During my lunch break I call my sister. It’s been a week since we last spoke. She and Mother have never gotten along. I was the firstborn, had four years experience with Mother before my sister came along, and I learned how to talk back. My sister wasn’t a fighter, just crumpled. Mother didn’t understand people who wouldn’t argue. After high school graduation my sister moved as far away as she could, to Seattle. Mother has not forgiven her for the distance. My sister doesn’t understand why Mother is so mad.

“I hate her,” says my sister. “Tell her to stop calling me.”

“Last night a nurse pulled me aside,” I say. “They’re sure Mother has had a few little heart attacks. Diabetics can get those and not feel pain because of nerve damage. When she goes it’ll be sudden. You’ll feel like crap if you don’t call her. She wants to hear from you.”

“So she can yell at me about how I don’t love her,” says my sister. “We’ve both become childless spinsters because of her. She turned us off to that whole marriage-and-kids thing.”

“I’m not a spinster.” I think you have to be at least sixty to be a real spinster, and I’m only forty-three.

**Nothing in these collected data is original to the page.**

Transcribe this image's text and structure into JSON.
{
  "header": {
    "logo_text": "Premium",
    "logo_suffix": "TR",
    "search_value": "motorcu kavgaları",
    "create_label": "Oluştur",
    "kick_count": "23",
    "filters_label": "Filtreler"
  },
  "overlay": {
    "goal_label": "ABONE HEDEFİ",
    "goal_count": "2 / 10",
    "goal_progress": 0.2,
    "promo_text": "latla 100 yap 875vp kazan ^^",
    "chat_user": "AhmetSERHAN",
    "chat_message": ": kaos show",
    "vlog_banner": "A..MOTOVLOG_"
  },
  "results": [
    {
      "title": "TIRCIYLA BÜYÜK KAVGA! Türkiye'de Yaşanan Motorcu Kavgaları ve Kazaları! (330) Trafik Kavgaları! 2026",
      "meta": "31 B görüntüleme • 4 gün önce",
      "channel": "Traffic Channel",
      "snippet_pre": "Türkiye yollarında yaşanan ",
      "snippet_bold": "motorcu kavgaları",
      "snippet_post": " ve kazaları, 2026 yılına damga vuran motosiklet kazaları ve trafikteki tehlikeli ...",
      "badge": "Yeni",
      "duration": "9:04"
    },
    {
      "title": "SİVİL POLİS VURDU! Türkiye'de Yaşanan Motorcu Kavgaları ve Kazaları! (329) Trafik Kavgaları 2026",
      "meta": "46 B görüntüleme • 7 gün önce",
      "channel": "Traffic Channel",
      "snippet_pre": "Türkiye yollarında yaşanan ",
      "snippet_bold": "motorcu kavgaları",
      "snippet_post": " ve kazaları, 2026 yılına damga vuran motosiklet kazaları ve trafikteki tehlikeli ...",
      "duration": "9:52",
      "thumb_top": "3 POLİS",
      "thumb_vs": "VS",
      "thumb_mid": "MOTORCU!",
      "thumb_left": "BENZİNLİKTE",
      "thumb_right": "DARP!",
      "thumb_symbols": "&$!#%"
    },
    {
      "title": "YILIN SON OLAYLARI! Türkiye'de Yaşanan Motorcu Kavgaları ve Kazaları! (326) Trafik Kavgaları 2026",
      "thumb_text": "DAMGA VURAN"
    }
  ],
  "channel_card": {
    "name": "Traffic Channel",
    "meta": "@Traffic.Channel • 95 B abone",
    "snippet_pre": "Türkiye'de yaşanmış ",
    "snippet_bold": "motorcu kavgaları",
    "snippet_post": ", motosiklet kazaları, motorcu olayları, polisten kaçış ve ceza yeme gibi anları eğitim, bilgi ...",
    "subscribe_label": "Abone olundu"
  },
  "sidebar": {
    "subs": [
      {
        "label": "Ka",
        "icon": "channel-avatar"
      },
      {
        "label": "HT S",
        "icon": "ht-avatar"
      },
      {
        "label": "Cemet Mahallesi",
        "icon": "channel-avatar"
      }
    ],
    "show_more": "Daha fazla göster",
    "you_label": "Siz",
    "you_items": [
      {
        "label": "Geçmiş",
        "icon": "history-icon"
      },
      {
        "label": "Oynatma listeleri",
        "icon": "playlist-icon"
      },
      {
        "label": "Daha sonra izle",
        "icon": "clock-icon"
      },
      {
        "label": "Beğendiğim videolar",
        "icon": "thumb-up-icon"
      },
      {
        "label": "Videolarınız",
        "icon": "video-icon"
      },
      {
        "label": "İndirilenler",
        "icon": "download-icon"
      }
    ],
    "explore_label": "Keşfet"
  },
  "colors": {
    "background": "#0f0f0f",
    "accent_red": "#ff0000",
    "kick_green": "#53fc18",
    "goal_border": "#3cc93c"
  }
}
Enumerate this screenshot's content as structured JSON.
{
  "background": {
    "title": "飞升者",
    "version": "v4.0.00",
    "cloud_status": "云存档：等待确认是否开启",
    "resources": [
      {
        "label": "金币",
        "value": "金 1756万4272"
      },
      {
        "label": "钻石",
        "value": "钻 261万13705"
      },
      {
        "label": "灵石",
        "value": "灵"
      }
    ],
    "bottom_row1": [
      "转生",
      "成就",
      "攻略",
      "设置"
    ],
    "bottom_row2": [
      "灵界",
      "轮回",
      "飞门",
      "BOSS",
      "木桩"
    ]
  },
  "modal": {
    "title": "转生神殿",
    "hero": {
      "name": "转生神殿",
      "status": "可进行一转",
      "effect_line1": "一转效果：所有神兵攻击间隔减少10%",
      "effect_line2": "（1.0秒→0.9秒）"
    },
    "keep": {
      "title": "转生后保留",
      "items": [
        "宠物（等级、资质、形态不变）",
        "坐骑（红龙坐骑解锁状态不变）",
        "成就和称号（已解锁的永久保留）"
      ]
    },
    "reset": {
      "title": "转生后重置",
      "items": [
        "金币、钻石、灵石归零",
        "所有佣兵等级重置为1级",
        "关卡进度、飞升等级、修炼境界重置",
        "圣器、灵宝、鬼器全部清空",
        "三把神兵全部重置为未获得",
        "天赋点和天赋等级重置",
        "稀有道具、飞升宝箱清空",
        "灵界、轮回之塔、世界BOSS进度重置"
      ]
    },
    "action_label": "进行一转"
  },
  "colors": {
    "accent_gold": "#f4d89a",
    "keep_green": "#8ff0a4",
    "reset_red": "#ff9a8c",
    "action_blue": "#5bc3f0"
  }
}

“I’m a spinster,” says my sister, “and it’s because of Mom.”

“She loves you,” I say.

“She never loved me enough to figure out why I didn’t love her. She never cared to figure out how I operate.”

“Mother isn’t a detail person,” I say.

“I’m her kid,” says my sister. “She should care how I operate.”

“I know,” I say.

I have been a mediator between my mother and sister for years and I’m not happy about it. After hanging up with my sister there’s no time to go into the bathroom and hit something. I have to push that anger back down, return to work.

My first afternoon customer is a lady who wants to set up a certificate of deposit.

“I’m putting money aside for my kids to go to college,” she says, an excuse to show me wallet-sized photographs of her daughters. One kid is in second grade and the other is four years old. About the same age difference as my sister and me.

I type up the paperwork for the certificate of deposit and feel the heat in my fingertips, the anger that’s released after a good shoe-banging and a few expletives. I should excuse myself and go scream, but that wouldn't be professional. Just a few minutes and I can escape . . .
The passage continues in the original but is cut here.